Hence, please change the above quote into roughly this:

    ]] This step looks for the Unicode Byte Order Mark (BOM) character. [[

Likewise, the '8.2.2.2 Character encodings' section currently reads:
http://dev.w3.org/html5/spec/parsing#character-encodings-0

]] When a user agent is to use the UTF-16 encoding but no BOM has been found, user agents must default to UTF-16LE. [[

Again 'no BOM' is not as clear as if you said 'but the BOM has not been found". 

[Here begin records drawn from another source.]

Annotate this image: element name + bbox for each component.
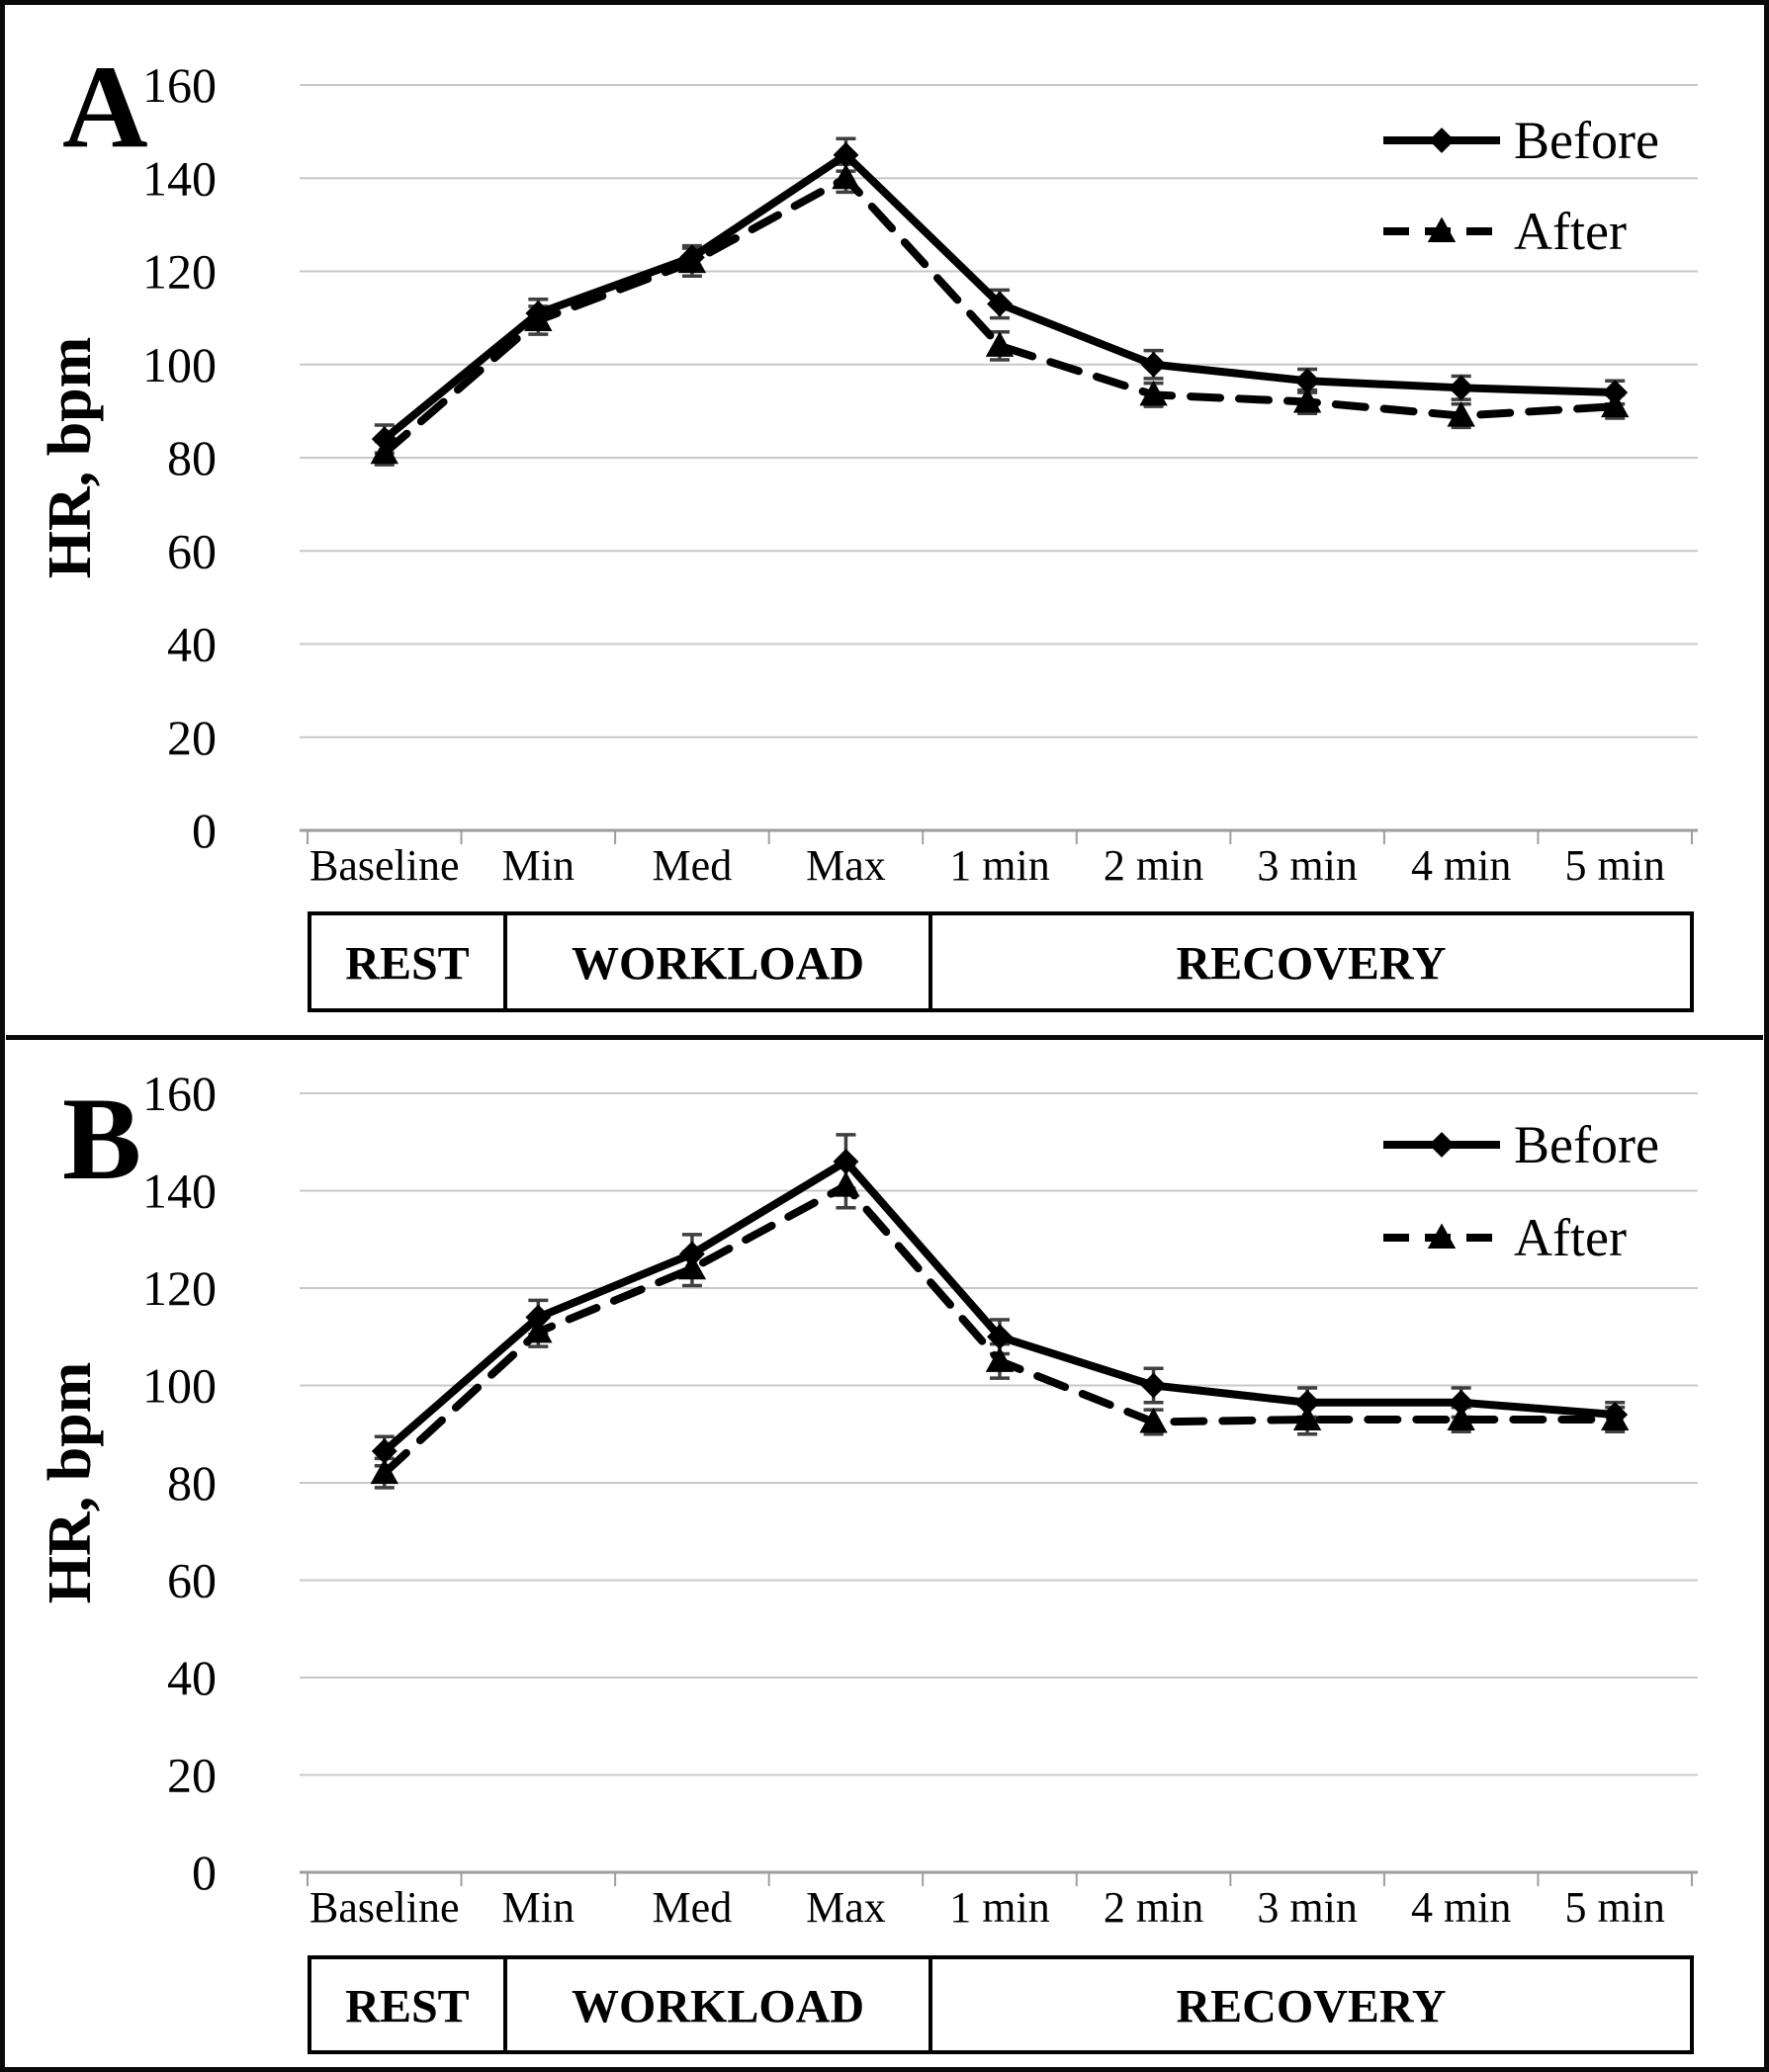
y-tick-label: 60 [167,523,217,578]
phase-box-recovery [929,911,1694,1012]
y-tick-label: 60 [167,1553,217,1608]
phase-box-rest [308,911,507,1012]
x-category-label: 1 min [949,841,1049,890]
phase-label-recovery: RECOVERY [1177,938,1447,991]
phase-label-workload: WORKLOAD [572,938,864,991]
series-after-marker-triangle [524,1317,553,1343]
y-tick-label: 0 [192,1845,217,1900]
legend-marker-triangle [1427,216,1457,242]
x-category-label: 3 min [1257,1883,1357,1932]
y-axis-title: HR, bpm [37,337,104,579]
x-category-label: 5 min [1564,1883,1664,1932]
series-line-after [380,173,1620,458]
legend: Before After [1383,111,1659,261]
series-after-marker-triangle [1601,1405,1630,1430]
series-line-before [380,1156,1620,1455]
y-tick-label: 160 [142,57,217,113]
panel-label: A [62,41,148,172]
series-after-marker-triangle [832,163,860,190]
series-after-marker-triangle [985,331,1015,357]
phase-bands: REST WORKLOAD RECOVERY [308,911,1694,1012]
panel-a-chart: 160 140 120 100 80 60 40 20 0 A HR, bpm Before After… [37,41,1698,1012]
phase-box-recovery [929,1955,1694,2054]
x-category-label: Baseline [310,841,460,890]
x-category-label: 3 min [1257,841,1357,890]
series-after-marker-triangle [524,305,553,331]
panel-b-chart: 160 140 120 100 80 60 40 20 0 B HR, bpm Before After… [37,1066,1698,2054]
y-tick-label: 140 [142,150,217,206]
x-category-label: 2 min [1104,841,1203,890]
x-category-label: 4 min [1411,841,1511,890]
y-tick-label: 140 [142,1164,217,1219]
panel-label: B [62,1073,141,1204]
phase-bands: REST WORKLOAD RECOVERY [308,1955,1694,2054]
y-tick-label: 100 [142,1358,217,1414]
y-tick-label: 80 [167,1455,217,1511]
series-after-marker-triangle [1139,380,1168,406]
legend-label-after: After [1514,1208,1627,1267]
phase-label-workload: WORKLOAD [572,1981,864,2033]
legend-marker-diamond [1429,128,1455,153]
y-tick-label: 40 [167,1650,217,1705]
y-tick-label: 0 [192,803,217,858]
panel-A: 160 140 120 100 80 60 40 20 0 A HR, bpm Before After… [11,10,1758,1033]
series-before-marker-diamond [987,291,1013,317]
phase-label-rest: REST [345,938,469,991]
series-after-marker-triangle [677,1253,707,1280]
y-axis-title: HR, bpm [37,1362,104,1604]
series-after-marker-triangle [370,1458,398,1485]
y-tick-label: 40 [167,617,217,672]
series-after-marker-triangle [1139,1407,1168,1433]
gridlines [300,84,1698,844]
legend-label-after: After [1514,202,1627,261]
x-category-label: 5 min [1564,841,1664,890]
series-after-marker-triangle [1292,1405,1322,1430]
y-tick-label: 160 [142,1066,217,1121]
y-tick-label: 120 [142,244,217,300]
series-before-marker-diamond [1140,1372,1167,1399]
x-category-label: 1 min [949,1883,1049,1932]
y-tick-label: 20 [167,1748,217,1803]
x-category-label: Max [806,841,886,890]
legend: Before After [1383,1115,1659,1267]
x-category-label: Min [502,1883,575,1932]
panel-B: 160 140 120 100 80 60 40 20 0 B HR, bpm Before After… [11,1042,1758,2065]
x-category-label: 4 min [1411,1883,1511,1932]
series-after-marker-triangle [370,438,398,465]
series-before-marker-diamond [1140,351,1167,378]
phase-label-rest: REST [345,1981,469,2033]
legend-marker-diamond [1429,1132,1455,1158]
phase-label-recovery: RECOVERY [1177,1981,1447,2033]
y-tick-label: 80 [167,430,217,485]
series-before-marker-diamond [1448,375,1474,401]
series-after-marker-triangle [1601,391,1630,418]
legend-label-before: Before [1514,1115,1659,1174]
panel-divider [6,1035,1763,1040]
legend-label-before: Before [1514,111,1659,170]
y-tick-label: 100 [142,337,217,392]
series-after-marker-triangle [677,247,707,274]
series-after-marker-triangle [832,1171,860,1197]
gridlines [300,1092,1698,1886]
series-after-marker-triangle [985,1346,1015,1372]
y-tick-label: 20 [167,710,217,765]
x-category-label: Med [653,841,733,890]
legend-marker-triangle [1427,1223,1457,1249]
x-category-label: Max [806,1883,886,1932]
series-after-marker-triangle [1447,401,1475,427]
x-category-label: Med [653,1883,733,1932]
y-tick-label: 120 [142,1260,217,1316]
series-after-marker-triangle [1292,387,1322,413]
series-after-marker-triangle [1447,1405,1475,1430]
x-category-label: Min [502,841,575,890]
x-category-label: Baseline [310,1883,460,1932]
x-category-label: 2 min [1104,1883,1203,1932]
phase-box-workload [503,911,932,1012]
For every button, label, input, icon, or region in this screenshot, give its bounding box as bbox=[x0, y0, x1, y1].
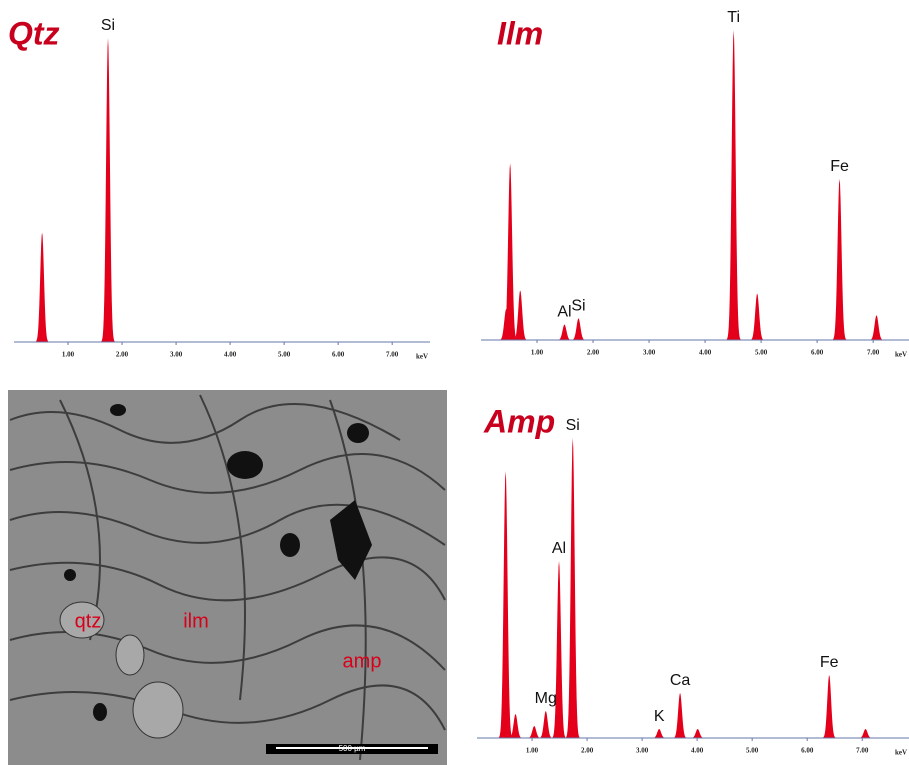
peak bbox=[749, 294, 765, 341]
x-tick-label: 3.00 bbox=[636, 747, 649, 755]
peak-label: K bbox=[654, 708, 665, 725]
x-tick-label: 4.00 bbox=[699, 349, 712, 357]
peak bbox=[35, 233, 50, 342]
image-label: amp bbox=[343, 650, 382, 672]
x-tick-label: 5.00 bbox=[755, 349, 768, 357]
peak bbox=[100, 38, 115, 342]
peak-label: Al bbox=[557, 304, 571, 321]
peak bbox=[651, 729, 666, 738]
figure: 500 µm qtz ilm amp Qtz 1.00 2.00 3.00 4.00 5.… bbox=[0, 0, 909, 765]
peak-label: Si bbox=[101, 17, 115, 34]
peak bbox=[690, 729, 705, 738]
peak-label: Fe bbox=[820, 654, 839, 671]
x-tick-label: 2.00 bbox=[581, 747, 594, 755]
peak bbox=[498, 471, 513, 738]
peak-label: Ti bbox=[727, 9, 740, 26]
peak-label: Si bbox=[566, 417, 580, 434]
peak bbox=[672, 693, 687, 738]
peak bbox=[571, 318, 587, 340]
x-tick-label: 6.00 bbox=[801, 747, 814, 755]
x-tick-label: 2.00 bbox=[116, 351, 129, 359]
x-tick-label: 1.00 bbox=[62, 351, 75, 359]
x-tick-label: 5.00 bbox=[278, 351, 291, 359]
peak bbox=[726, 30, 742, 340]
peak bbox=[858, 729, 873, 738]
peak-label: Fe bbox=[830, 158, 849, 175]
chart-title: Qtz bbox=[8, 15, 60, 51]
bse-image: 500 µm qtz ilm amp bbox=[8, 390, 447, 765]
peak bbox=[557, 325, 573, 341]
peak bbox=[565, 438, 580, 738]
peak bbox=[832, 179, 848, 340]
x-axis-label: keV bbox=[895, 749, 907, 757]
x-tick-label: 7.00 bbox=[856, 747, 869, 755]
x-tick-label: 3.00 bbox=[643, 349, 656, 357]
peak-label: Mg bbox=[535, 690, 557, 707]
x-tick-label: 7.00 bbox=[386, 351, 399, 359]
x-tick-label: 1.00 bbox=[531, 349, 544, 357]
image-label: qtz bbox=[75, 610, 102, 632]
peak-label: Al bbox=[552, 540, 566, 557]
x-tick-label: 1.00 bbox=[526, 747, 539, 755]
peak bbox=[502, 163, 518, 340]
chart-title: Amp bbox=[483, 403, 555, 439]
peak-label: Si bbox=[571, 298, 585, 315]
x-tick-label: 6.00 bbox=[332, 351, 345, 359]
peak bbox=[538, 711, 553, 738]
x-axis-label: keV bbox=[895, 351, 907, 359]
peak bbox=[869, 315, 885, 340]
x-tick-label: 4.00 bbox=[224, 351, 237, 359]
x-tick-label: 5.00 bbox=[746, 747, 759, 755]
chart-title: Ilm bbox=[497, 15, 543, 51]
peak bbox=[821, 675, 836, 738]
x-tick-label: 4.00 bbox=[691, 747, 704, 755]
x-tick-label: 2.00 bbox=[587, 349, 600, 357]
peak bbox=[551, 561, 566, 738]
x-axis-label: keV bbox=[416, 353, 428, 361]
x-tick-label: 3.00 bbox=[170, 351, 183, 359]
x-tick-label: 7.00 bbox=[867, 349, 880, 357]
x-tick-label: 6.00 bbox=[811, 349, 824, 357]
peak-label: Ca bbox=[670, 672, 691, 689]
image-label: ilm bbox=[183, 610, 209, 632]
scale-bar-label: 500 µm bbox=[339, 744, 366, 753]
peak bbox=[527, 726, 542, 738]
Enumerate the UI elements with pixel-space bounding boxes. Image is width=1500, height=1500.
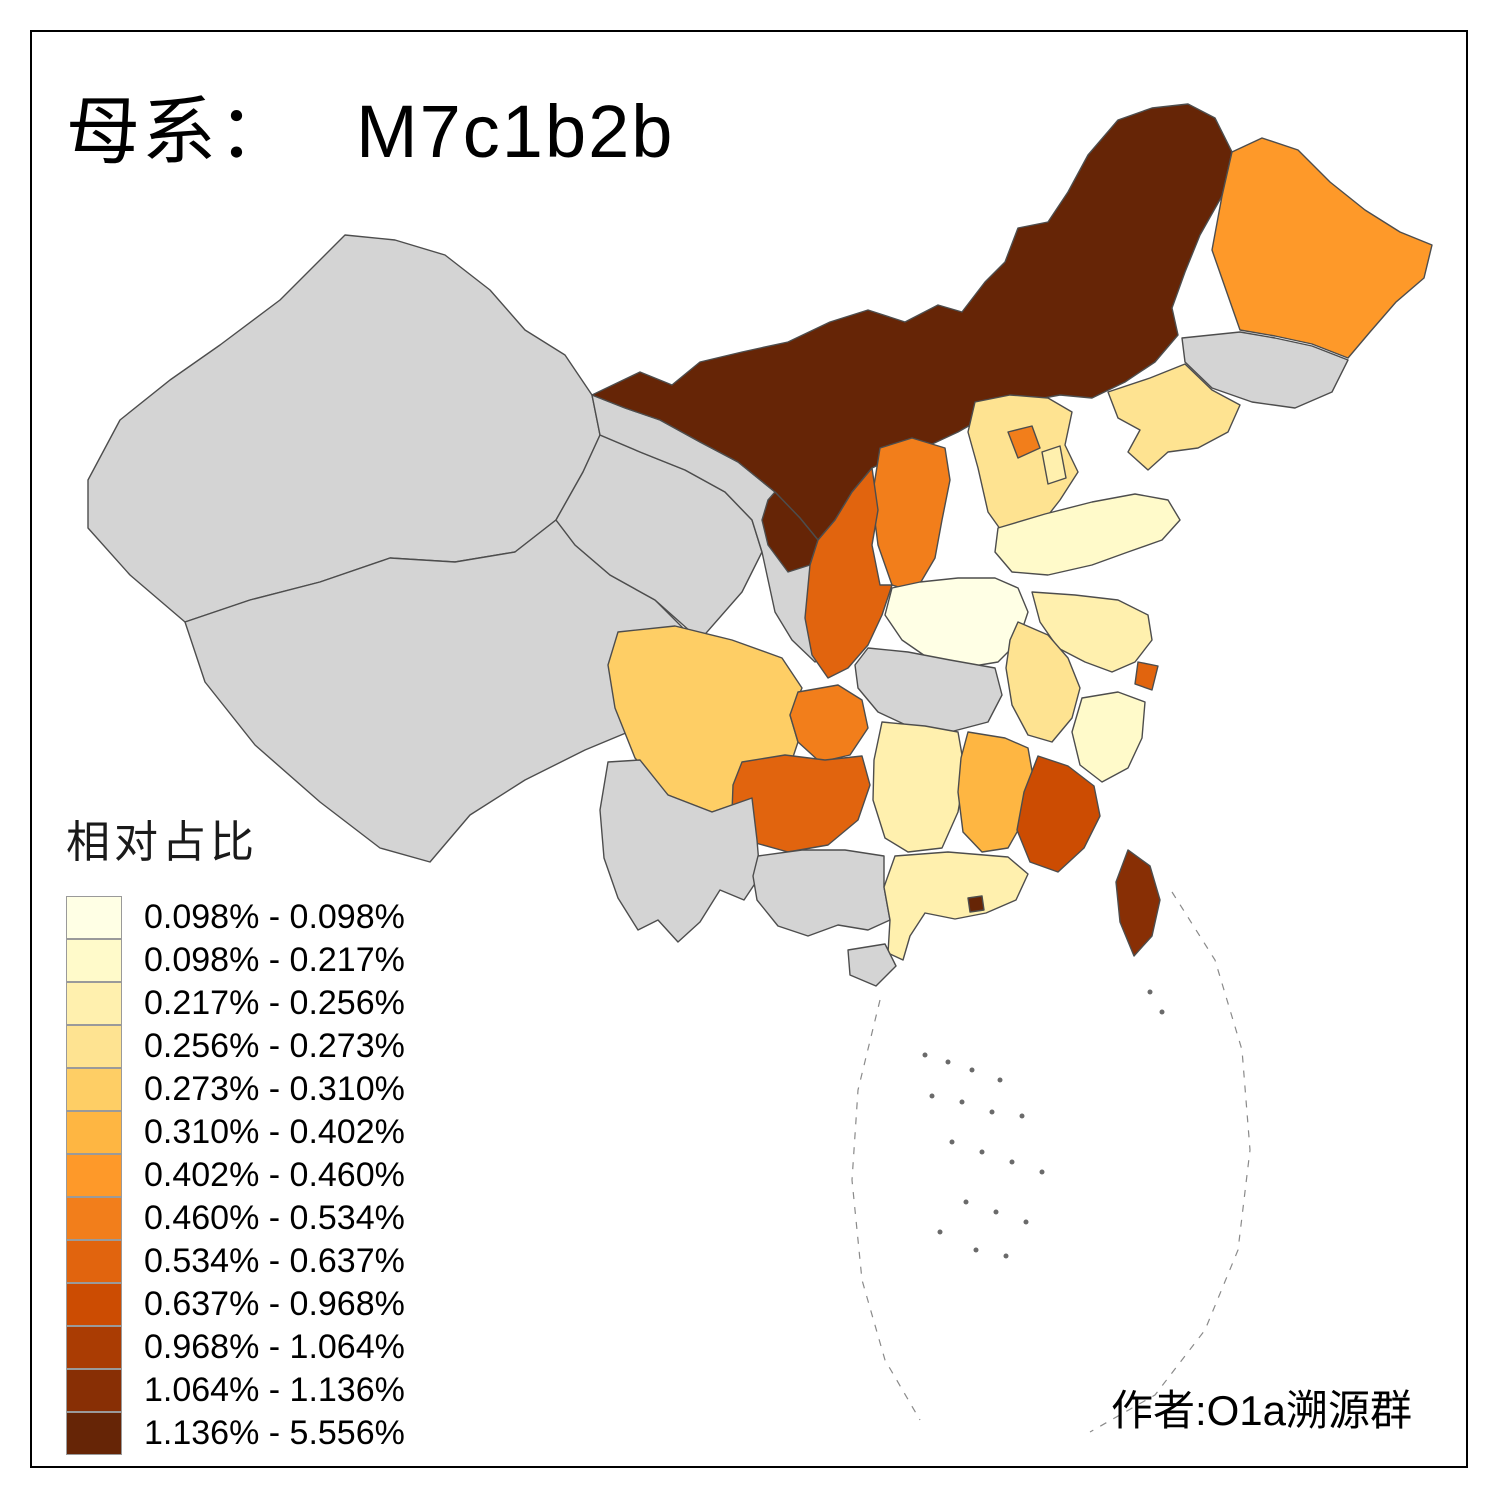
province-tianjin: [1041, 445, 1067, 485]
sea-islets: [922, 989, 1165, 1259]
sea-boundary-west: [851, 999, 921, 1421]
map-title-haplogroup: M7c1b2b: [356, 90, 675, 173]
province-shandong: [994, 493, 1181, 576]
attribution-text: 作者:O1a溯源群: [1110, 1387, 1412, 1434]
legend-swatch: [66, 1326, 122, 1369]
legend-swatch: [66, 1197, 122, 1240]
province-chongqing: [789, 684, 869, 763]
legend-swatch: [66, 939, 122, 982]
legend-row: 0.310% - 0.402%: [66, 1111, 405, 1154]
legend-row: 0.217% - 0.256%: [66, 982, 405, 1025]
legend-label: 0.256% - 0.273%: [144, 1027, 405, 1065]
legend-label: 0.402% - 0.460%: [144, 1156, 405, 1194]
map-title-prefix: 母系：: [66, 90, 294, 173]
province-hubei: [854, 647, 1003, 733]
legend-row: 0.273% - 0.310%: [66, 1068, 405, 1111]
province-hebei: [967, 394, 1079, 541]
legend-swatch: [66, 1154, 122, 1197]
legend-row: 0.968% - 1.064%: [66, 1326, 405, 1369]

Likewise in 4.2.5.5 Specifying the document's character encoding, it says:
http://dev.w3.org/html5/spec/semantics.html#charset

]] If an HTML document does not start with a BOM, [[

Please say "a BOM character" or (as I would prefer) "the BOM character".
Comment 1 Ian 'Hixie' Hickson 2011-05-06 00:26:05 UTC
Please file just one issue per bug.

EDITOR'S RESPONSE: This is an Editor's Response to your comment. If you are satisfied with this response, please change the state of this bug to CLOSED. If you have additional information and would like the editor to reconsider, please reopen this bug. If you would like to escalate the issue to the full HTML Working Group, please add the TrackerRequest keyword to this bug, and suggest title and text for the tracker issue; or you may create a tracker issue yourself, if you are able to do so. For more details, see this document:
   http://dev.w3.org/html5/decision-policy/decision-policy.html

Status: Rejected
Change Description: no spec change
Rationale: 

The premise of the first bit is wrong; the spec uses all kinds of ways to refer to BOMs, depending on whether it's talking about BOMs in general, or the character, or whether it's a normative reference, or a non-normative casual mention, etc. This is demonstrated by the multiple such examples that this very bug mentions.

For the second bit: it's just as clear.

For the third bit: I don't see what problem this solves. The current text is fine.
Comment 2 Michael[tm] Smith 2011-08-04 05:13:56 UTC
mass-move component to LC1